In this approach, strengthening the requirements for the financial discipline of the private and public sector for the transparency of guaranteed and formalized funds for the financing of construction projects [8], as well as the implementation of transparency for the financiers of construction projects would curb speculative profits by reduce the need for investors to provide financing for easy and informal benefits.

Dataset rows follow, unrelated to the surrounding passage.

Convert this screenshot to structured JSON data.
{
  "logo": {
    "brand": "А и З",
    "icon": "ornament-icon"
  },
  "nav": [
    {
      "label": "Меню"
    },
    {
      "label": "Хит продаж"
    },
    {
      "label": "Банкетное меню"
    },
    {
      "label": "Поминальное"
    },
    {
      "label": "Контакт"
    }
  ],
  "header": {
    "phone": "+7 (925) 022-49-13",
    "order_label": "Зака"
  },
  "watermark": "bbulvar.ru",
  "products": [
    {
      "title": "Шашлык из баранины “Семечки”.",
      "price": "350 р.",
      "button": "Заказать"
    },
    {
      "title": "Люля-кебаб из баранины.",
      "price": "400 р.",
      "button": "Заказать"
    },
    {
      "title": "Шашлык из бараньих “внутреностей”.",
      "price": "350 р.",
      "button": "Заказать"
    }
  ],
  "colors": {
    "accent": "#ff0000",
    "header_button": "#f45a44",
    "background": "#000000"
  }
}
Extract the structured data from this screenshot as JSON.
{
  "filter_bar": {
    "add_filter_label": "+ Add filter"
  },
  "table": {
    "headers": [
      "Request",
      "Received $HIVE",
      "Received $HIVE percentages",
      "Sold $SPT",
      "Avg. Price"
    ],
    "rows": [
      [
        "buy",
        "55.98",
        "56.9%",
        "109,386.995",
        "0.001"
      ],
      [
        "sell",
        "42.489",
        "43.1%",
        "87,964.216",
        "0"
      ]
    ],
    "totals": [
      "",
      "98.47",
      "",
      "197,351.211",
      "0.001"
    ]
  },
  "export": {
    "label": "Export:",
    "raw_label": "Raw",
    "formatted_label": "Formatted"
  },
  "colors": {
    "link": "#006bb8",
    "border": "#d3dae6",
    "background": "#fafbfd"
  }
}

[1] https://www.imf.org/en/Blogs/Articles/2021/10/18/housing-prices-continue-to-soar-in-many-countries-around-the-world
[2] https://www.monitor.al/cmimet-e-apartamenteve-shtrenjtohen-deri-ne-40-brenda-nje-viti/
[3] https://top-channel.tv/2022/11/11/parate-e-pista-ne-call-center-miliona-euro-u-hodhen-ne-ndertim-askush-nuk-verifikoi-blerjen-e-pronave/
[4] https://euronews.al/remitancat-1-1-mld-euro-nga-emigrantet-25-e-parave-nga-italia/
[5] https://altax.al/tregu-i-qerase-se-apartamenteve-ne-tirane-dhe-rritja-e-cmimit-ne-vitet-e-fundit/
[6] Focusing on increasing the resilience of the financial system to shocks in several important ways:
– Higher capital and liquidity limits
– Increasing the quality of banks’ capital by focusing on loss-absorbing liabilities such as common equity
– Increasing banks’ reliance on “conditional debt”, debt instruments that convert into equity when individual or system-wide solvency deteriorates beyond pre-set levels.
[7] http://www.instat.gov.al/media/9739/produkti-i-brendshëm-bruto-final-2019-dhe-gjysmë-final-2020.pdf
[8] Preventing the use of borrowed capital for investment, based on the expectation that the profits from the investment will be greater than the interest payable. So the ratio of a company’s debt to the value of its capital should be significantly less than 1.